East African CEOs believe their current business models will weather economic turbulence to remain viable for the next decade, according to the PwC East African CEOs survey.
- 70% of the 231 respondents from the region are optimistic about their company’s growth prospects over the next 12 months.
- This can be attributed to the uptick in infrastructure investment in the region, tourism recovery and economic diversification.
- Some of the challenges the respondents pointed out include inflation, macroeconomic volatility, cyber risk and geopolitical conflict.
The CEOs indicated that their revenues increased by 19 per cent, along with an 18 per cent boost in profit margins. They also said their return on assets or return on equity rose by a notable 14 per cent. Over half (53 per cent) of CEOs reported a significant market share increase of 5 per cent or more over the past three years.
When asked about prospects for growth in external markets, Kenya (26 per cent) and China (21 per cent) continue to top the list as the most favourable countries for CEOs’ companies’ revenue growth prospects over the next 12 months. They also identified neighbouring countries that are members of the East African Community (EAC) as territories for future revenue growth.
Intra-EAC trade reached US$10 billion in September 2022, up from US$7.1 billion in 2019. The regional bloc aims to increase intra-EAC trade from 20 per cent to 40 per cent over the next five years, which could unlock future revenue growth opportunities. According to Africa’s Macroeconomic Performance and Outlook – January 2024, growth in East Africa (2024: 5.1 per cent; 2025: 5.7 per cent) will be aided by deeper regional integration alongside strategic public spending to improve infrastructure investment, ongoing efforts to modernise agricultural production systems and boost productivity in the services sector.
Medium-term Challenges
45 per cent of respondents identified the regulatory environment as a significant obstacle, indicating the potential impact of compliance requirements on operational flexibility. Limited financial resources also pose a constraint, with 35 per cent of CEOs citing financial constraints as inhibiting factors. Additionally, concerns were raised about the lack of skills within the company’s workforce (29 per cent) and competing operational priorities (26 per cent).

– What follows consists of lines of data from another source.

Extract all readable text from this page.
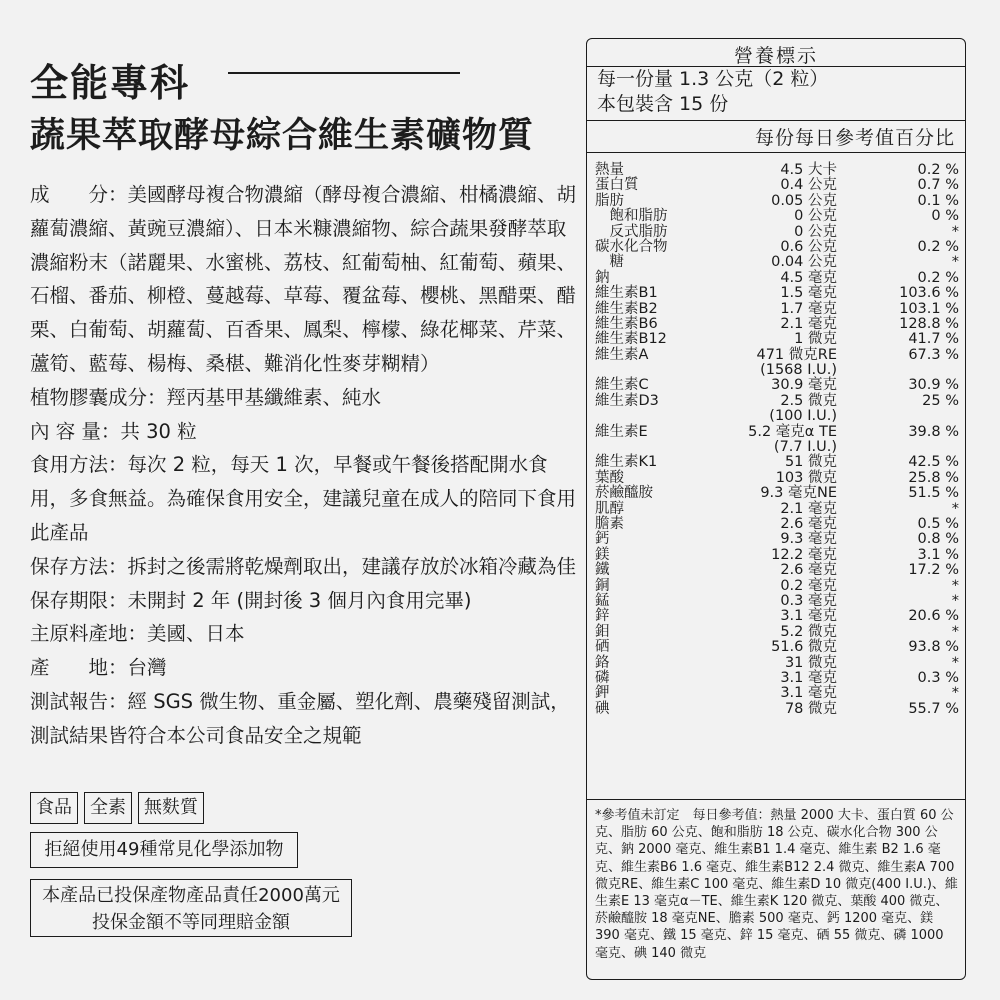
全能專科
蔬果萃取酵母綜合維生素礦物質

成　　分：美國酵母複合物濃縮（酵母複合濃縮、柑橘濃縮、胡蘿蔔濃縮、黃豌豆濃縮）、日本米糠濃縮物、綜合蔬果發酵萃取濃縮粉末（諾麗果、水蜜桃、荔枝、紅葡萄柚、紅葡萄、蘋果、石榴、番茄、柳橙、蔓越莓、草莓、覆盆莓、櫻桃、黑醋栗、醋栗、白葡萄、胡蘿蔔、百香果、鳳梨、檸檬、綠花椰菜、芹菜、蘆筍、藍莓、楊梅、桑椹、難消化性麥芽糊精）

植物膠囊成分：羥丙基甲基纖維素、純水

內 容 量：共 30 粒

食用方法：每次 2 粒，每天 1 次，早餐或午餐後搭配開水食用，多食無益。為確保食用安全，建議兒童在成人的陪同下食用此產品

保存方法：拆封之後需將乾燥劑取出，建議存放於冰箱冷藏為佳

保存期限：未開封 2 年 (開封後 3 個月內食用完畢)

主原料產地：美國、日本

產　　地：台灣

測試報告：經 SGS 微生物、重金屬、塑化劑、農藥殘留測試，測試結果皆符合本公司食品安全之規範

食品 全素 無麩質
拒絕使用49種常見化學添加物
本產品已投保產物產品責任2000萬元
投保金額不等同理賠金額
營養標示
每一份量 1.3 公克（2 粒）
本包裝含 15 份
每份每日參考值百分比
熱量	4.5 大卡	0.2 %
蛋白質	0.4 公克	0.7 %
脂肪	0.05 公克	0.1 %
　飽和脂肪	0 公克	0 %
　反式脂肪	0 公克	*
碳水化合物	0.6 公克	0.2 %
　糖	0.04 公克	*
鈉	4.5 毫克	0.2 %
維生素B1	1.5 毫克	103.6 %
維生素B2	1.7 毫克	103.1 %
維生素B6	2.1 毫克	128.8 %
維生素B12	1 微克	41.7 %
維生素A	471 微克RE	67.3 %
(1568 I.U.)
維生素C	30.9 毫克	30.9 %
維生素D3	2.5 微克	25 %
(100 I.U.)
維生素E	5.2 毫克α TE	39.8 %
(7.7 I.U.)
維生素K1	51 微克	42.5 %
葉酸	103 微克	25.8 %
菸鹼醯胺	9.3 毫克NE	51.5 %
肌醇	2.1 毫克	*
膽素	2.6 毫克	0.5 %
鈣	9.3 毫克	0.8 %
鎂	12.2 毫克	3.1 %
鐵	2.6 毫克	17.2 %
銅	0.2 毫克	*
錳	0.3 毫克	*
鋅	3.1 毫克	20.6 %
鉬	5.2 微克	*
硒	51.6 微克	93.8 %
鉻	31 微克	*
磷	3.1 毫克	0.3 %
鉀	3.1 毫克	*
碘	78 微克	55.7 %
*參考值未訂定　每日參考值：熱量 2000 大卡、蛋白質 60 公克、脂肪 60 公克、飽和脂肪 18 公克、碳水化合物 300 公克、鈉 2000 毫克、維生素B1 1.4 毫克、維生素 B2 1.6 毫克、維生素B6 1.6 毫克、維生素B12 2.4 微克、維生素A 700 微克RE、維生素C 100 毫克、維生素D 10 微克(400 I.U.)、維生素E 13 毫克α－TE、維生素K 120 微克、葉酸 400 微克、菸鹼醯胺 18 毫克NE、膽素 500 毫克、鈣 1200 毫克、鎂 390 毫克、鐵 15 毫克、鋅 15 毫克、硒 55 微克、磷 1000 毫克、碘 140 微克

Infrastructure challenges (24 per cent) and a shortage of technological capabilities (23 per cent) added further pressure on operations. Supply chain instability (22 per cent) and bureaucratic processes within the company (14 per cent) were also cited as barriers to value creation.
“In an era of continuous reinvention, CEOs must spearhead the transformation journey to reshape both their organisations and themselves to flourish amid disruption. CEOs must lead the quest for strategic discovery and evolve sustainable approaches to value creation,” said Muniu Thoithi Advisory Leader PwC East Africa.